Лицо завклиникой сделалось красным от хлынувшей к голове крови, а стекла его очков покрылись испариной. Сняв их, он стал протирать стекла замшевой тряпочкой, одновременно пытаясь переварить в голове услышанное. Разумовский же, мысленно обозвав себя дураком и кретином, стал с еще большим усердием дышать и кашлять в его сторону в надежде поразить вирусом и после уже на равных продолжить дискуссию, в чем собственно и состоял его план по спасению от нависшего над ним увольнения.
Через какое-то время Семен Ильич оклемался, водрузил очки на нос и объяснил ему уже напрямую без дураков:
Я ваших планов, голубчик, не знаю. Может, вы скоро депутатом Госдумы станете. А вот меня, если советом вашим воспользуюсь, неминуемо ожидает отставка. Однако не это главное, у меня уже пенсия заработана, а то, что вы своими волюнтаристскими действиями пытаетесь разрушить уже устоявшийся за годы порядок. Я не утверждаю, что он хорош, но это лучше, чем ничего или же полный, извините, бардак. От этого все пострадают и прежде всего наши больные. Мы уже в девяностые годы это вкусили. Разве не так, коллега?

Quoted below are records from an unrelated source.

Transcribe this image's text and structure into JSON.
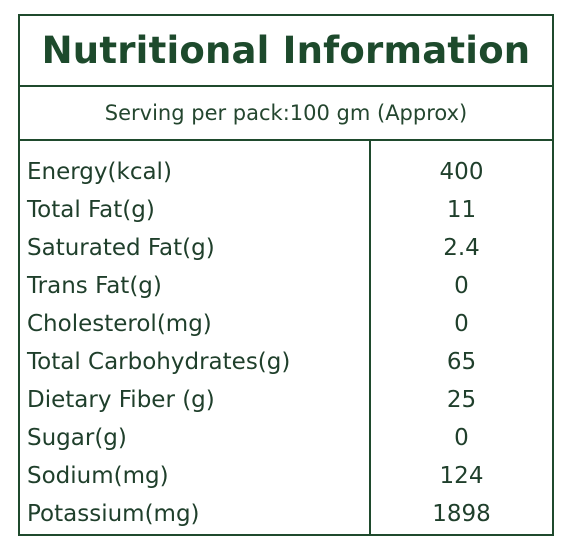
{
  "title": "Nutritional Information",
  "serving": "Serving per pack:100 gm (Approx)",
  "nutrients": [
    {
      "label": "Energy(kcal)",
      "value": "400"
    },
    {
      "label": "Total Fat(g)",
      "value": "11"
    },
    {
      "label": "Saturated Fat(g)",
      "value": "2.4"
    },
    {
      "label": "Trans Fat(g)",
      "value": "0"
    },
    {
      "label": "Cholesterol(mg)",
      "value": "0"
    },
    {
      "label": "Total Carbohydrates(g)",
      "value": "65"
    },
    {
      "label": "Dietary Fiber (g)",
      "value": "25"
    },
    {
      "label": "Sugar(g)",
      "value": "0"
    },
    {
      "label": "Sodium(mg)",
      "value": "124"
    },
    {
      "label": "Potassium(mg)",
      "value": "1898"
    }
  ]
}
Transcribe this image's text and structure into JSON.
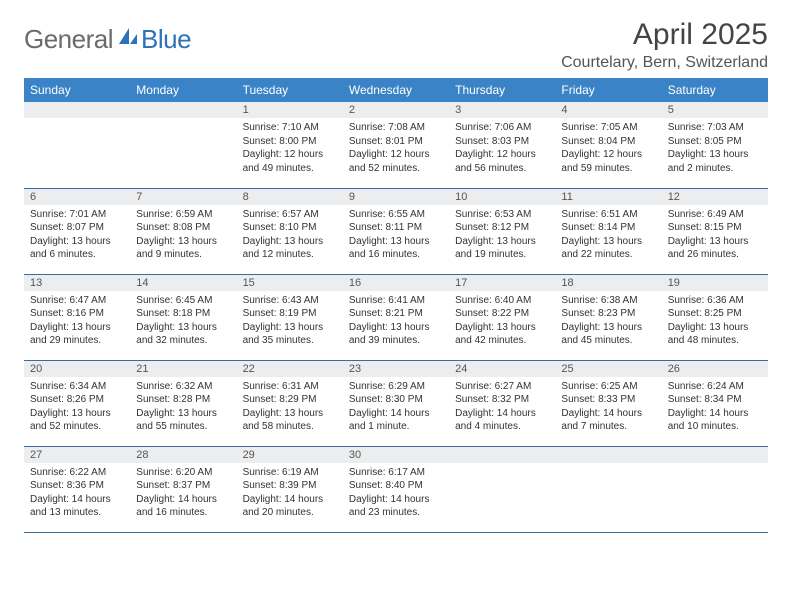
{
  "logo": {
    "text1": "General",
    "text2": "Blue"
  },
  "title": "April 2025",
  "location": "Courtelary, Bern, Switzerland",
  "colors": {
    "header_bg": "#3a83c6",
    "header_text": "#ffffff",
    "daynum_bg": "#ecedee",
    "border": "#3a6b9e",
    "logo_gray": "#6b6b6b",
    "logo_blue": "#2e72b8"
  },
  "weekdays": [
    "Sunday",
    "Monday",
    "Tuesday",
    "Wednesday",
    "Thursday",
    "Friday",
    "Saturday"
  ],
  "weeks": [
    [
      null,
      null,
      {
        "n": "1",
        "sunrise": "7:10 AM",
        "sunset": "8:00 PM",
        "daylight": "12 hours and 49 minutes."
      },
      {
        "n": "2",
        "sunrise": "7:08 AM",
        "sunset": "8:01 PM",
        "daylight": "12 hours and 52 minutes."
      },
      {
        "n": "3",
        "sunrise": "7:06 AM",
        "sunset": "8:03 PM",
        "daylight": "12 hours and 56 minutes."
      },
      {
        "n": "4",
        "sunrise": "7:05 AM",
        "sunset": "8:04 PM",
        "daylight": "12 hours and 59 minutes."
      },
      {
        "n": "5",
        "sunrise": "7:03 AM",
        "sunset": "8:05 PM",
        "daylight": "13 hours and 2 minutes."
      }
    ],
    [
      {
        "n": "6",
        "sunrise": "7:01 AM",
        "sunset": "8:07 PM",
        "daylight": "13 hours and 6 minutes."
      },
      {
        "n": "7",
        "sunrise": "6:59 AM",
        "sunset": "8:08 PM",
        "daylight": "13 hours and 9 minutes."
      },
      {
        "n": "8",
        "sunrise": "6:57 AM",
        "sunset": "8:10 PM",
        "daylight": "13 hours and 12 minutes."
      },
      {
        "n": "9",
        "sunrise": "6:55 AM",
        "sunset": "8:11 PM",
        "daylight": "13 hours and 16 minutes."
      },
      {
        "n": "10",
        "sunrise": "6:53 AM",
        "sunset": "8:12 PM",
        "daylight": "13 hours and 19 minutes."
      },
      {
        "n": "11",
        "sunrise": "6:51 AM",
        "sunset": "8:14 PM",
        "daylight": "13 hours and 22 minutes."
      },
      {
        "n": "12",
        "sunrise": "6:49 AM",
        "sunset": "8:15 PM",
        "daylight": "13 hours and 26 minutes."
      }
    ],
    [
      {
        "n": "13",
        "sunrise": "6:47 AM",
        "sunset": "8:16 PM",
        "daylight": "13 hours and 29 minutes."
      },
      {
        "n": "14",
        "sunrise": "6:45 AM",
        "sunset": "8:18 PM",
        "daylight": "13 hours and 32 minutes."
      },
      {
        "n": "15",
        "sunrise": "6:43 AM",
        "sunset": "8:19 PM",
        "daylight": "13 hours and 35 minutes."
      },
      {
        "n": "16",
        "sunrise": "6:41 AM",
        "sunset": "8:21 PM",
        "daylight": "13 hours and 39 minutes."
      },
      {
        "n": "17",
        "sunrise": "6:40 AM",
        "sunset": "8:22 PM",
        "daylight": "13 hours and 42 minutes."
      },
      {
        "n": "18",
        "sunrise": "6:38 AM",
        "sunset": "8:23 PM",
        "daylight": "13 hours and 45 minutes."
      },
      {
        "n": "19",
        "sunrise": "6:36 AM",
        "sunset": "8:25 PM",
        "daylight": "13 hours and 48 minutes."
      }
    ],
    [
      {
        "n": "20",
        "sunrise": "6:34 AM",
        "sunset": "8:26 PM",
        "daylight": "13 hours and 52 minutes."
      },
      {
        "n": "21",
        "sunrise": "6:32 AM",
        "sunset": "8:28 PM",
        "daylight": "13 hours and 55 minutes."
      },
      {
        "n": "22",
        "sunrise": "6:31 AM",
        "sunset": "8:29 PM",
        "daylight": "13 hours and 58 minutes."
      },
      {
        "n": "23",
        "sunrise": "6:29 AM",
        "sunset": "8:30 PM",
        "daylight": "14 hours and 1 minute."
      },
      {
        "n": "24",
        "sunrise": "6:27 AM",
        "sunset": "8:32 PM",
        "daylight": "14 hours and 4 minutes."
      },
      {
        "n": "25",
        "sunrise": "6:25 AM",
        "sunset": "8:33 PM",
        "daylight": "14 hours and 7 minutes."
      },
      {
        "n": "26",
        "sunrise": "6:24 AM",
        "sunset": "8:34 PM",
        "daylight": "14 hours and 10 minutes."
      }
    ],
    [
      {
        "n": "27",
        "sunrise": "6:22 AM",
        "sunset": "8:36 PM",
        "daylight": "14 hours and 13 minutes."
      },
      {
        "n": "28",
        "sunrise": "6:20 AM",
        "sunset": "8:37 PM",
        "daylight": "14 hours and 16 minutes."
      },
      {
        "n": "29",
        "sunrise": "6:19 AM",
        "sunset": "8:39 PM",
        "daylight": "14 hours and 20 minutes."
      },
      {
        "n": "30",
        "sunrise": "6:17 AM",
        "sunset": "8:40 PM",
        "daylight": "14 hours and 23 minutes."
      },
      null,
      null,
      null
    ]
  ],
  "labels": {
    "sunrise": "Sunrise:",
    "sunset": "Sunset:",
    "daylight": "Daylight:"
  }
}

«Так! Так!» хотелось закричать Разумовскому, но вместо этого он, в очередной раз кашлянув, с вызовом бросил в лицо оппоненту:
Порядок не означает системное и узаконенное воровство и коррупцию. И вы это прекрасно знаете.

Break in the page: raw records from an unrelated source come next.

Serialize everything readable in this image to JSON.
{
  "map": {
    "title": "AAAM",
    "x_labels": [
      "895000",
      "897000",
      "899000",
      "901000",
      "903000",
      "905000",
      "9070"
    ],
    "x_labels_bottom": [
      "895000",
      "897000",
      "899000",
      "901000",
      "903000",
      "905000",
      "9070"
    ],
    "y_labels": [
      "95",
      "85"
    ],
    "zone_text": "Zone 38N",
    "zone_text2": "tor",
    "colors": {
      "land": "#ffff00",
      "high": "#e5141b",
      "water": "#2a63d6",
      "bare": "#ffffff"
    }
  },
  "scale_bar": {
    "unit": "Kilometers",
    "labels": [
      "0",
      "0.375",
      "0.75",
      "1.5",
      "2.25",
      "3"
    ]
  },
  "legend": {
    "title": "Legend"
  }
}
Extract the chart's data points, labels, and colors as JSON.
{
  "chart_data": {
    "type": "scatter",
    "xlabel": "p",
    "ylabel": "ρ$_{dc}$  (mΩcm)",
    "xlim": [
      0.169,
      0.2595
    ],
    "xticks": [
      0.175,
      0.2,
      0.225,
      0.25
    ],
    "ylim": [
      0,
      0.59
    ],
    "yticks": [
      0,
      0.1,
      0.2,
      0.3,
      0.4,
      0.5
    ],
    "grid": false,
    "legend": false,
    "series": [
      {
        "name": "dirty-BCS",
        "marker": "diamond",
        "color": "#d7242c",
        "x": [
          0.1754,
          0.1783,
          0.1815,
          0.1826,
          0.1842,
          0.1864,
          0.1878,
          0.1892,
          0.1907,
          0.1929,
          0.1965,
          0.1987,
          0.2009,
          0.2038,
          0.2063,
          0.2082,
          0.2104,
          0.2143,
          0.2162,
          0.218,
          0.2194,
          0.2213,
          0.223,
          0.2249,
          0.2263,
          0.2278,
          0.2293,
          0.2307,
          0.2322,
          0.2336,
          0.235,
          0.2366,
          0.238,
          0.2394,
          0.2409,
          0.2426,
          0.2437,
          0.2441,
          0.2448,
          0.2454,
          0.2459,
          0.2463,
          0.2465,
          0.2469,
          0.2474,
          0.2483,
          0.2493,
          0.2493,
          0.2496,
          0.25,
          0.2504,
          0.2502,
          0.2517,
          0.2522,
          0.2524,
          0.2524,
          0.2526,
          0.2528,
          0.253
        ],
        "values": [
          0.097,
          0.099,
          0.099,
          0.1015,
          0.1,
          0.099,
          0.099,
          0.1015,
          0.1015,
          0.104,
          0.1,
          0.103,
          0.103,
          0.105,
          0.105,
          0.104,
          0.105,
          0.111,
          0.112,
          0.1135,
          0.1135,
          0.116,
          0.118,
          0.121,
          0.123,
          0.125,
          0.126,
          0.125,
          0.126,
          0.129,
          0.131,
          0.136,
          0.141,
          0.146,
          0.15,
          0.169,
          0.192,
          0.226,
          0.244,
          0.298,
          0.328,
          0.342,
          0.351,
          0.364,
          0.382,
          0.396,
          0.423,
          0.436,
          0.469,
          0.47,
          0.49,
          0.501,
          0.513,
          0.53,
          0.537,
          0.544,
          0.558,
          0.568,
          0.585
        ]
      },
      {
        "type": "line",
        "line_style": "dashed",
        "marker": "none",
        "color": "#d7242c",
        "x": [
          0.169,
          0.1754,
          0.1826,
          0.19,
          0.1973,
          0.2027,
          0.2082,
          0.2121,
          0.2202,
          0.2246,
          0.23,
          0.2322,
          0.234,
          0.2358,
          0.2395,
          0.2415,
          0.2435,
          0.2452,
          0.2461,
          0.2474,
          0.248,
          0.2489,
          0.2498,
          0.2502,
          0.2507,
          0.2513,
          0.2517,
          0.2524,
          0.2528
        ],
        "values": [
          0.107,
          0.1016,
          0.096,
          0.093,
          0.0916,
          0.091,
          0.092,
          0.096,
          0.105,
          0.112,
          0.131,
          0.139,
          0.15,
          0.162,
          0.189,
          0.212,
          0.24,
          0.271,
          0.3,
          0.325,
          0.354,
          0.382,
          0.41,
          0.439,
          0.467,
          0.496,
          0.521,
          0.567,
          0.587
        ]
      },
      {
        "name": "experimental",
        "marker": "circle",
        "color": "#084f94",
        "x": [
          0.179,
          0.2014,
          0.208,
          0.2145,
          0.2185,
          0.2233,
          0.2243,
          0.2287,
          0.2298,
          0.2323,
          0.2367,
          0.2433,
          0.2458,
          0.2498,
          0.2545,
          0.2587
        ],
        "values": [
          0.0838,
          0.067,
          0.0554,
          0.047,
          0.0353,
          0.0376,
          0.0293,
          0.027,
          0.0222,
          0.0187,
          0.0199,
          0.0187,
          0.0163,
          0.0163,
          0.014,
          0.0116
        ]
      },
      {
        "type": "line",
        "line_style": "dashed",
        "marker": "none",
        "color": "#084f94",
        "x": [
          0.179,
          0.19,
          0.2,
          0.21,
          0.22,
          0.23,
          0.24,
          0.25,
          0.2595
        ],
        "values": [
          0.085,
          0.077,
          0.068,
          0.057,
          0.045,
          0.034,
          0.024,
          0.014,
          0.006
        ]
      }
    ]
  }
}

Их дискуссия явно зашла в тупик, и Тищенко вынужден был подвести под ней жирную черту, дав подчиненному двое суток на пересмотр своих революционных взглядов и предупредив, что, если это не состоится, он вынужден будет прибегнуть к хирургическим мерам.
Разумовский к его изумлению вскочил после этих слов, как ужаленный, завалился всем телом на стол, схватил его за руку и, дыша прямо в лицо, начал ее трясти, а когда Тищенко, выдернув руку, прекратил это сумасшествие, пулей вылетел из его кабинета.
После такой эксцентричной развязки ему бы следовало бежать без оглядки, сжав зубы, из клиники, но ноги понесли его прямо на отделение, где Иннокентий Сергеевич произвел снова фурор. Пройдясь по палатам, он объявил всем больным о введении им с этого дня запрета на стимулирование в любой из известных форм медперсонала и пригрозил не внявшим его словам незамедлительной выпиской.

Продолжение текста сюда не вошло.